Re: unconvertable characters

Michael Fuhr <mike@xxxxxxxx> · Mon, 16 Jul 2007 08:19:10 -0600

On Mon, Jul 16, 2007 at 04:20:22PM +0300, Sim Zacks wrote:
> My 8.0.1 database is using ISO_8859_8 encoding. When I select specific 
> fields I get a warning:
> WARNING:  ignoring unconvertible ISO_8859_8 character 0x00c2

Did any of the data originate on Windows?  Might the data be in
Windows-1255 or some encoding other than ISO-8859-8?  In Windows-1255
0xc2 represents <U+05B2 HEBREW POINT HATAF PATAH> -- does that
character seem correct in the context of the data?
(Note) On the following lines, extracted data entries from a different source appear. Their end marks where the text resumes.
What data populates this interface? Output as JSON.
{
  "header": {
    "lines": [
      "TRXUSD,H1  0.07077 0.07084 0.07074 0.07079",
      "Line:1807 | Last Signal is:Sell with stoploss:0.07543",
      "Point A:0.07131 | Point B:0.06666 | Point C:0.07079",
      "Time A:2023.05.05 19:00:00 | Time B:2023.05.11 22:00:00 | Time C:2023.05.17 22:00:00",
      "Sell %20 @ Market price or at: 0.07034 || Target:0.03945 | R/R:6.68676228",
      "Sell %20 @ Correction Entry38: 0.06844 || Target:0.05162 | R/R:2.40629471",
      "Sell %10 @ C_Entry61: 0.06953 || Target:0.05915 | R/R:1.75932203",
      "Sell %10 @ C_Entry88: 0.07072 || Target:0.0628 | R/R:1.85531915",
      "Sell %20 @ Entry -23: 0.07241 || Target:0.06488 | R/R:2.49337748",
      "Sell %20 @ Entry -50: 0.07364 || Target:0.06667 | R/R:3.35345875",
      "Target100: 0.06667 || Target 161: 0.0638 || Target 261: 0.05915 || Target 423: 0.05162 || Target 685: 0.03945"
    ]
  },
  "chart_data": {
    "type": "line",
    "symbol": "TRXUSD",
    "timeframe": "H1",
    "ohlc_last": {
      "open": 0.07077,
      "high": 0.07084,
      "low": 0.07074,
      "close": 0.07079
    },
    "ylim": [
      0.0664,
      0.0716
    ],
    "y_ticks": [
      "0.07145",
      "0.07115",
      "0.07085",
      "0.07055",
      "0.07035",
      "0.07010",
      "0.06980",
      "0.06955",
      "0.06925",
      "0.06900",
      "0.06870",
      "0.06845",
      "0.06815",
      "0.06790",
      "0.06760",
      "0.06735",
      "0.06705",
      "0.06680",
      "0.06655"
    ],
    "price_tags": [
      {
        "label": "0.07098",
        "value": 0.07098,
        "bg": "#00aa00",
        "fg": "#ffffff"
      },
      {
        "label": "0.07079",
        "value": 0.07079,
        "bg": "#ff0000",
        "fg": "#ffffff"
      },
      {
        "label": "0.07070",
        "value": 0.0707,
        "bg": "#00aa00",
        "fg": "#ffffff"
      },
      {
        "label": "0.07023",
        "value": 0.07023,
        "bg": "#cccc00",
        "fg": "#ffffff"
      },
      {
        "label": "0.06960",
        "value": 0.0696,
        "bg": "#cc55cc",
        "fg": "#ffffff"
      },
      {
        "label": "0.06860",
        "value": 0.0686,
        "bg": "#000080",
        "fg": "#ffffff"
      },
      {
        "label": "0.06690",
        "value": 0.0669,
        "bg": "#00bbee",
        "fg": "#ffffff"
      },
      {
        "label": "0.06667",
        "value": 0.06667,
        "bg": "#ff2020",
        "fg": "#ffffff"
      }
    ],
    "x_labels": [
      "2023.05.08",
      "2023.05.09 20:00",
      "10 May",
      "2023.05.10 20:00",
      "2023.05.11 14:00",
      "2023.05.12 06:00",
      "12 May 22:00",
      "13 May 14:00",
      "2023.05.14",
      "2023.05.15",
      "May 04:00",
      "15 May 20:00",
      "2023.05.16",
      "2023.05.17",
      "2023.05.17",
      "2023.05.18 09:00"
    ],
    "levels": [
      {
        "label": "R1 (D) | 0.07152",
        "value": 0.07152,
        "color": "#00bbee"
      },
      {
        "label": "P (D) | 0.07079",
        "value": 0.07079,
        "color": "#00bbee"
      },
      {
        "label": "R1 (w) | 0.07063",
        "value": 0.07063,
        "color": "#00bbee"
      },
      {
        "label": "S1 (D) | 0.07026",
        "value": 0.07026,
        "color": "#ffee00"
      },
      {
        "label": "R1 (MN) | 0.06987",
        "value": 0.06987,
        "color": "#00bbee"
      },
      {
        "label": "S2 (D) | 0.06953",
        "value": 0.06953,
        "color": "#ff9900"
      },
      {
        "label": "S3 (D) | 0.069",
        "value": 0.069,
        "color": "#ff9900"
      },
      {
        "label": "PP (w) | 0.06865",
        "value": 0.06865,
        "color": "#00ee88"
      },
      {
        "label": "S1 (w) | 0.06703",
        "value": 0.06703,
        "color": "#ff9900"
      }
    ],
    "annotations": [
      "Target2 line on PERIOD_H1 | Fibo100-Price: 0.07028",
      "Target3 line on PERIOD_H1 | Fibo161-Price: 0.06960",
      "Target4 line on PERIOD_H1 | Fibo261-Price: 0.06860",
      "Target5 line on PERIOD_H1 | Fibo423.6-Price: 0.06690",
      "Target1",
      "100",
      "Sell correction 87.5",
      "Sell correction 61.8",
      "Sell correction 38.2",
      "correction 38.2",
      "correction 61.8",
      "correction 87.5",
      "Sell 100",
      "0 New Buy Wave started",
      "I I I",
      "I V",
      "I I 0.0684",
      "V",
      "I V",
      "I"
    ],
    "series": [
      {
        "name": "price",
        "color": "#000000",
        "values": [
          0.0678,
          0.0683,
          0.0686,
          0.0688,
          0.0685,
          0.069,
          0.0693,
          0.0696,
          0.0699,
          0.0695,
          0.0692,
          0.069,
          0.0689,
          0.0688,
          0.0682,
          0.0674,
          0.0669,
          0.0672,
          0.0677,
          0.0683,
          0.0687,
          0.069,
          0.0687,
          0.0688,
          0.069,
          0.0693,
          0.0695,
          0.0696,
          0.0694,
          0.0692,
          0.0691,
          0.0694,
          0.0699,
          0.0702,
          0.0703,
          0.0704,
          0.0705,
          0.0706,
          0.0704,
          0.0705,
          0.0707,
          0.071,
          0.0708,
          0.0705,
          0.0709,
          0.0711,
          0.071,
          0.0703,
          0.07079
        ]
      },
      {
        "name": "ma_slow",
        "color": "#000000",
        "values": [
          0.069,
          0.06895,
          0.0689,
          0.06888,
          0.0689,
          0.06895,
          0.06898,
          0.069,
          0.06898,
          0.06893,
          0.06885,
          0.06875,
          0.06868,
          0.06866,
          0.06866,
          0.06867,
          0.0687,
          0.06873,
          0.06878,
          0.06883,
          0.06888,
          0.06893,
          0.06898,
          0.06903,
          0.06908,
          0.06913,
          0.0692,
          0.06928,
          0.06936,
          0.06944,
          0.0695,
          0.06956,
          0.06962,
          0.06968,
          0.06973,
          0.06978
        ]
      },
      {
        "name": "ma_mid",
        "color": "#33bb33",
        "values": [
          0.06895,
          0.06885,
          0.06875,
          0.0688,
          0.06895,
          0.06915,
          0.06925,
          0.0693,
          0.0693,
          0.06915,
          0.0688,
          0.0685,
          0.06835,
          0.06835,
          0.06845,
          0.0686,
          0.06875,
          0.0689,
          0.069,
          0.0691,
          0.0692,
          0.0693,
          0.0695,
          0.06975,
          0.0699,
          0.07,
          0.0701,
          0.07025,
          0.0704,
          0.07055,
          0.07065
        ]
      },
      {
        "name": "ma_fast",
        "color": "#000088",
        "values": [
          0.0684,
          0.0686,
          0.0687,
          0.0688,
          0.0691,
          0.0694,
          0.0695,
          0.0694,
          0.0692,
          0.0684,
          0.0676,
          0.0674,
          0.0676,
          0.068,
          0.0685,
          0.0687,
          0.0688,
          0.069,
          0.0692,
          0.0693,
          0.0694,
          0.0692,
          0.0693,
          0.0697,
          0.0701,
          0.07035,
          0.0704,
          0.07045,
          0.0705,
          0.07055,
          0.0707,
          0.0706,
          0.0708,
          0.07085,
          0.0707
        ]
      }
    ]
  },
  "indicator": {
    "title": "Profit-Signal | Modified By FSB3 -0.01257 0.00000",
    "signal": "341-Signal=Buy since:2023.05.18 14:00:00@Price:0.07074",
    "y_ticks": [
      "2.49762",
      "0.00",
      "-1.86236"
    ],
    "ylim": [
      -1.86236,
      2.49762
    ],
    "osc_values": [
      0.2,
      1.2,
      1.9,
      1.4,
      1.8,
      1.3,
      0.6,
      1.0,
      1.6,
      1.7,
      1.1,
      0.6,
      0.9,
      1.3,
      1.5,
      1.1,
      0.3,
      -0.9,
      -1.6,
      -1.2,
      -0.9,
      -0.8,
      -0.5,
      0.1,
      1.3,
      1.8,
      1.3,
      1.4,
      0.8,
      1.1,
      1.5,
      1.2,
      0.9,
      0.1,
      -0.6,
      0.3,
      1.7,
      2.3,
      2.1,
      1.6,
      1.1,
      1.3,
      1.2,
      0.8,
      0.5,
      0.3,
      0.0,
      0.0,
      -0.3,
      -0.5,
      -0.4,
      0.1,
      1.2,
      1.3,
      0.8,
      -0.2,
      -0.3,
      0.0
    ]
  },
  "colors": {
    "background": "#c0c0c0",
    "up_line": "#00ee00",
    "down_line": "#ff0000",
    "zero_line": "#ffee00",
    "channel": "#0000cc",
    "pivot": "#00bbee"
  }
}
http://en.wikipedia.org/wiki/Windows-1255

> I now want to upgrade my database to 8.2.4 and change the encoding to UTF-8.
> When the restore is done, I get the following errors:
> pg_restore: restoring data for table "manufacturers_old"
> pg_restore: [archiver (db)] Error from TOC entry 4836; 0 9479397 TABLE DATA 
> manufacturers postgres
> pg_restore: [archiver (db)] COPY failed: ERROR:  character 0xc2 of encoding 
> "ISO_8859_8" has no equivalent in "UTF8"
> CONTEXT:  COPY manufacturers_old, line 331
> 
> And no data is put into the table.
> Is there a function I can use to replace the unconvertable charachters to 
> blanks?

If the data is in an encoding other than ISO-8859-8 then you could
redirect the output of pg_restore to a file or pipe it through a
filter and change the "SET client_encoding" line to whatever the
encoding really is.  For example, if the data is Windows-1255 then
you'd use the following:

SET client_encoding TO win1255;

Another possibility would be to use a command like iconv to convert
the data to UTF-8 and strip unconvertible characters; on many systems
you could do that with "iconv -f iso8859-8 -t utf-8 -c".  If you
convert to UTF-8 then you'd need to change client_encoding accordingly.

-- 
Michael Fuhr